The steep fall in the number of businesses going to the wall in 1997 came as a surprise. After a sharp reduction in 1994, the decline in the failure rate appeared to have reached a plateau at around the 40,000 mark. But there was a marked slowdown in the number of business failures as the year went by with the figures dropping from more than 10,000 in the first quarter to under 8,000 in the last three months of the year.
Most predictions for the housing market are, like forecasts for the economy as a whole, converging on a soft landing. Halifax's forecast for house prices during the next year - with a regional range of 3 to 8 per cent - is close to recent predictions from Nationwide and the Council of Mortgage Lenders (CML). The CML put the next year's increase at 5-6 per cent, while Nationwide opted for 7 per cent.
However, this near-consensus disguises a sharp difference between the two big lenders as to what has happened during 1997. According to Halifax, house price inflation in the UK did not exceed 7.2 per cent at any point in 1997.

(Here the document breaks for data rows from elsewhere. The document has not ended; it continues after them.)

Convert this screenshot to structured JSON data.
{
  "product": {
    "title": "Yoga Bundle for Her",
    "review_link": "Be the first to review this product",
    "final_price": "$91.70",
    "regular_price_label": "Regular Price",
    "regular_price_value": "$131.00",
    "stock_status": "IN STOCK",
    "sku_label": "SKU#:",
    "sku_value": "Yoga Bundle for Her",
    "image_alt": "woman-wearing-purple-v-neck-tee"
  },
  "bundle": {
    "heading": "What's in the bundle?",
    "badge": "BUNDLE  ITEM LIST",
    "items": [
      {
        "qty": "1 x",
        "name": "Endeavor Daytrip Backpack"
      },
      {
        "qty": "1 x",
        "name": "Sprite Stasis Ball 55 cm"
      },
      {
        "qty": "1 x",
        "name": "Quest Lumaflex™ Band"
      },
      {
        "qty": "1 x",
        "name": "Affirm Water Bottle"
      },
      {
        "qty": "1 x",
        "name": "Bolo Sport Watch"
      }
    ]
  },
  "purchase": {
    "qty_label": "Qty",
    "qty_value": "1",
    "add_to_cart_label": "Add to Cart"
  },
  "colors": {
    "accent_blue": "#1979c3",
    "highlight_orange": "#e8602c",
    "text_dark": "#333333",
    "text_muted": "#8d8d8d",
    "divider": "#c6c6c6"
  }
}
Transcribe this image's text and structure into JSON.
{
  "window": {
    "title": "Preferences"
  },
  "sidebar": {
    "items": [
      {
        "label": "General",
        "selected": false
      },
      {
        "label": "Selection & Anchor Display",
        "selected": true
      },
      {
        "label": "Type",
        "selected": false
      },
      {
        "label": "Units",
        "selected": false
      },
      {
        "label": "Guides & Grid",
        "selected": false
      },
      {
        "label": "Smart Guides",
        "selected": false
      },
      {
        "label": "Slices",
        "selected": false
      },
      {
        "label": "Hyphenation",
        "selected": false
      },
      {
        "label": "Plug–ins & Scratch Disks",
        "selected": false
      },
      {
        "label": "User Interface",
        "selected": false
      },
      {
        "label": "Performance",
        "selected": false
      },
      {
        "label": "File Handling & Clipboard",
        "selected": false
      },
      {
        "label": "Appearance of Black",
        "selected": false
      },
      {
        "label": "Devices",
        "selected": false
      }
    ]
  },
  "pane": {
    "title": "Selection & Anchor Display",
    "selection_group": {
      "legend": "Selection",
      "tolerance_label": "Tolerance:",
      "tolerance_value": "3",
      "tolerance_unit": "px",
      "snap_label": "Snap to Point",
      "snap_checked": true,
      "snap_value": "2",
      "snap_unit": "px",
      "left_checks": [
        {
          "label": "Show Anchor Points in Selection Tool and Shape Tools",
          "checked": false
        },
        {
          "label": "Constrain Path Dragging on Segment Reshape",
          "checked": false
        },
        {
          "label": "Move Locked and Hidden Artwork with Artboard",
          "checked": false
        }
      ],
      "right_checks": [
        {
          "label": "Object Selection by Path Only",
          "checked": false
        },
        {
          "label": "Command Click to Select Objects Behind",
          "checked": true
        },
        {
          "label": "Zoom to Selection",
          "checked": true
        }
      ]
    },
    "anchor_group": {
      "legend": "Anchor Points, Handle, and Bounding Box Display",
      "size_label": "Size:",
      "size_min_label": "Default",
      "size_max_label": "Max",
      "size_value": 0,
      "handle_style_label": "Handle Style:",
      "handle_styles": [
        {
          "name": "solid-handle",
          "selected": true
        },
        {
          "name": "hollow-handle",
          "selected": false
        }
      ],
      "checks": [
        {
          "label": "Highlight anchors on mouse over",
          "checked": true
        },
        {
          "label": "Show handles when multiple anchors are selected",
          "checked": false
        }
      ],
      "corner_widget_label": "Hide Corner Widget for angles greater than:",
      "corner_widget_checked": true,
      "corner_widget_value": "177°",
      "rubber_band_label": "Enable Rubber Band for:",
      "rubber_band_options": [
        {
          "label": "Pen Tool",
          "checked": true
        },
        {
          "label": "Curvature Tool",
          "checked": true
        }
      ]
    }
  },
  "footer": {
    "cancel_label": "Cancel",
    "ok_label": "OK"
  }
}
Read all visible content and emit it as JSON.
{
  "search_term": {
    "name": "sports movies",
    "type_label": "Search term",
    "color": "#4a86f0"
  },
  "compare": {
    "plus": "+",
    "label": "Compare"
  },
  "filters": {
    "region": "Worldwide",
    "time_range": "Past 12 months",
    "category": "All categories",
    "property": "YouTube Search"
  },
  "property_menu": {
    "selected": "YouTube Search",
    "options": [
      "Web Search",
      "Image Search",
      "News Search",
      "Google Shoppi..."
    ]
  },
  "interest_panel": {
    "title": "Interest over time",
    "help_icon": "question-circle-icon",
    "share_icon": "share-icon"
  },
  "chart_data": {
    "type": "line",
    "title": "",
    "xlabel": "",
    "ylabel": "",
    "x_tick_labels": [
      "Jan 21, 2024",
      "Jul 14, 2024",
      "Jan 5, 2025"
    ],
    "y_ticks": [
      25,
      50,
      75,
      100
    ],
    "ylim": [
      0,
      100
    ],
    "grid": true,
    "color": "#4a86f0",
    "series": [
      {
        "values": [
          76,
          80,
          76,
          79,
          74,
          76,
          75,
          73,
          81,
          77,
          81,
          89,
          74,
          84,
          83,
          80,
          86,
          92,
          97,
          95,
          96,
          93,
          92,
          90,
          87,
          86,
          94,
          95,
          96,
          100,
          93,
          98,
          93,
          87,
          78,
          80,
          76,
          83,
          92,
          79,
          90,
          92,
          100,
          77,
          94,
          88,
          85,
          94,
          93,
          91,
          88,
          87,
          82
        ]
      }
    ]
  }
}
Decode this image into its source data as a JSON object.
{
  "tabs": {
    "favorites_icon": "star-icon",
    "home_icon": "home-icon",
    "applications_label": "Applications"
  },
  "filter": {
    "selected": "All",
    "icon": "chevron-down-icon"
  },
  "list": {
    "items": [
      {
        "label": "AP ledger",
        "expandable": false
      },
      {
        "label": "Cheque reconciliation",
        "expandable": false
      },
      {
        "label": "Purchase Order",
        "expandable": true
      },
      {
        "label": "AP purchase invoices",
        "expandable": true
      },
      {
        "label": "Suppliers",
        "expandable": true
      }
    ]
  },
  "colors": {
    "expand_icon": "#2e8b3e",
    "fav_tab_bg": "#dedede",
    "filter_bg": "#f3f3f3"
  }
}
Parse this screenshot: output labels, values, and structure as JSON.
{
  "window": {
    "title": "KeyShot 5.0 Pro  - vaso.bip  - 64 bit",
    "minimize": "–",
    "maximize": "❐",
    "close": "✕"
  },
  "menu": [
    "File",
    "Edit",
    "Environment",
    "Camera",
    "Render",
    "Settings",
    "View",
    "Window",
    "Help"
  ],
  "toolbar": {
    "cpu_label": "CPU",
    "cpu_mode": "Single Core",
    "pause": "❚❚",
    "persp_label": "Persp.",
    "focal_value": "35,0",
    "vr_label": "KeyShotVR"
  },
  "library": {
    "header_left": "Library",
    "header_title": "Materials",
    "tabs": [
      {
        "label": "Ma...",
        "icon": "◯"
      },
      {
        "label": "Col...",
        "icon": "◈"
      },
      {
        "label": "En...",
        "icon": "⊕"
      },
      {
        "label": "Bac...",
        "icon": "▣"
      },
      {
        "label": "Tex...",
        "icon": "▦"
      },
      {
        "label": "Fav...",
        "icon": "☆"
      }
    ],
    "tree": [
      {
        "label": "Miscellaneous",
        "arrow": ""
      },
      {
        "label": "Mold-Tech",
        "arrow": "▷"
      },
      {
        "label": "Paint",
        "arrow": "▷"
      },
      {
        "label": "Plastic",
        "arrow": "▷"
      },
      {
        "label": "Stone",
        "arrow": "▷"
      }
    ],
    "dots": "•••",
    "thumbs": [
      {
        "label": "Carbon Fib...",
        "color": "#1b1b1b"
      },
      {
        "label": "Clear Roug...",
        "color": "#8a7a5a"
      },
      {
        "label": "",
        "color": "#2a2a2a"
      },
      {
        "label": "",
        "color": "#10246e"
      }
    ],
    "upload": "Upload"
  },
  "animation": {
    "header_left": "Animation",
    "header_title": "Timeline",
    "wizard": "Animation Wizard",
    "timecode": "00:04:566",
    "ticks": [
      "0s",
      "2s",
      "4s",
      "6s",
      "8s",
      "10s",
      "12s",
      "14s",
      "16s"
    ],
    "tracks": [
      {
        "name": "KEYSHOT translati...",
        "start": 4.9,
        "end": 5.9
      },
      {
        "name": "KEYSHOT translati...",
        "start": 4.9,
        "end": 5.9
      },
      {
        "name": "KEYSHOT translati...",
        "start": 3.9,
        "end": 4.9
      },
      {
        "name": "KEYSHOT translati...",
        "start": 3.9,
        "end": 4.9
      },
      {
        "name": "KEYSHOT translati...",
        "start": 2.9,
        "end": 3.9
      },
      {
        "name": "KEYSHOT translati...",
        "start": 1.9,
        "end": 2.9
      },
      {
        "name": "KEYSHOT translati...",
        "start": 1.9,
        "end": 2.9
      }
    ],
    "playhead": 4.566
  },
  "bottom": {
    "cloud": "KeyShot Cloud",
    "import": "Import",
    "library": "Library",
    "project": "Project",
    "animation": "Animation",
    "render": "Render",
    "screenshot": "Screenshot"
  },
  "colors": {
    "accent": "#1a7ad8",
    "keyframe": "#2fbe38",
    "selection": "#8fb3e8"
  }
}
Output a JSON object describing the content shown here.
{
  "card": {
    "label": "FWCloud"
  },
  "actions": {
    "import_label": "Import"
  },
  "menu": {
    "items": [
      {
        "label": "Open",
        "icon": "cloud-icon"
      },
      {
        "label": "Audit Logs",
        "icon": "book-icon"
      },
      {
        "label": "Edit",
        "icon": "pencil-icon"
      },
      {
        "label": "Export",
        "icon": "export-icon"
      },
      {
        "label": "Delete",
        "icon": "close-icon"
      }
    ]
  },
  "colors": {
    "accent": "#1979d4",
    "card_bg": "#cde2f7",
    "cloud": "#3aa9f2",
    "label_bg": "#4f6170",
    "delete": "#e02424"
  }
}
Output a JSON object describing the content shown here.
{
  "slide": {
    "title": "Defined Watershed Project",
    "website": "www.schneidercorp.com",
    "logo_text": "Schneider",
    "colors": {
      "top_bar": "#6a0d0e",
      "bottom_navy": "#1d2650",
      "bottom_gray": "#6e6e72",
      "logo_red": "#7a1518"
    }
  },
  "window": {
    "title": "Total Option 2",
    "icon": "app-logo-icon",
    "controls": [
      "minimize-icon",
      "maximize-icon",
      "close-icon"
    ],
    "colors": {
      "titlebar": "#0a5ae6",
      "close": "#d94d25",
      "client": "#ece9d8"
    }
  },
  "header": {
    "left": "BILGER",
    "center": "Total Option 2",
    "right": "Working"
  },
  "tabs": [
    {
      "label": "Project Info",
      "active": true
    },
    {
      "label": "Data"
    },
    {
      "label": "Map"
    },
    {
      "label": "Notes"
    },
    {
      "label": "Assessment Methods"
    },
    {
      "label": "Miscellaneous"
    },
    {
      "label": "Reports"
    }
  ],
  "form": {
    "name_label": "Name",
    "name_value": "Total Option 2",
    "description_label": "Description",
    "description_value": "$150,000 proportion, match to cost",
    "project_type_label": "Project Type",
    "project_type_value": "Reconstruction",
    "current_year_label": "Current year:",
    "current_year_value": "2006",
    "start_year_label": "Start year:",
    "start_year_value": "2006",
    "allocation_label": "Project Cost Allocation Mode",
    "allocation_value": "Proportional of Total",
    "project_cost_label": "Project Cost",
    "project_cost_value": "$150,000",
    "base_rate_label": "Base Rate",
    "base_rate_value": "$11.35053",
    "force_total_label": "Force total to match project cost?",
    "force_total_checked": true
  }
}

But according to new December figures from Nationwide, prices increased by 0.8 per cent during the month to take the annual rate to 12.6 per cent. While the upward trend has slowed, its recorded UK average house price has now reached pounds 62,037.
Paul Sanderson, head of research, said: "The market has come off the boil recently." The outlook for 1998 depended on the severity of the economic slowdown, he said.
City economists are inclined to split the difference, saying house prices probably climbed by around 9 per cent in 1997. Comprehensive Department of the Environment figures will not be published until well into the new year.
Halifax's new report says the idea there has been a boom is a misleading generalisation based on a few areas in London. "There has been no evidence in 1997 of any `ripple' effect away from London of this faster growth in house prices," it says.
"Sustainable, healthy recovery" is both its prognosis for the housing market in 1998 and its diagnosis for the past 12 months.
"No move back to housing boom and bust is likely," the report says. It adds: "If inflation in the economy generally remains at or around current levels, this 1960s pattern might well characterise the UK housing market not only in 1998 and 1999 but also for the early years of the new millennium." While Nationwide agrees that demand has weakened, it foresees a continuing recovery with a "ripple" out to other regions.
Aside from this disagreement, the pattern of the recovery so far is reasonably clear. As Halifax's report notes, home sales has been steady at around 120,000 a month.
The annual total of 1.45 million is well up from the 1995 low of 1.1 million but well below the peak of 1.7 million in the late 1980s. The recovery in the number of transactions has come about despite the fact mortgage rates have been rising since May.
Halifax's mortgage rate has climbed from 7.25 per cent at the start of 1997 to 8.7 per cent at the end of the year. Its 1998 forecasts are based on the assumption that the level of interest rates will rise by another half to three-quarters of a point.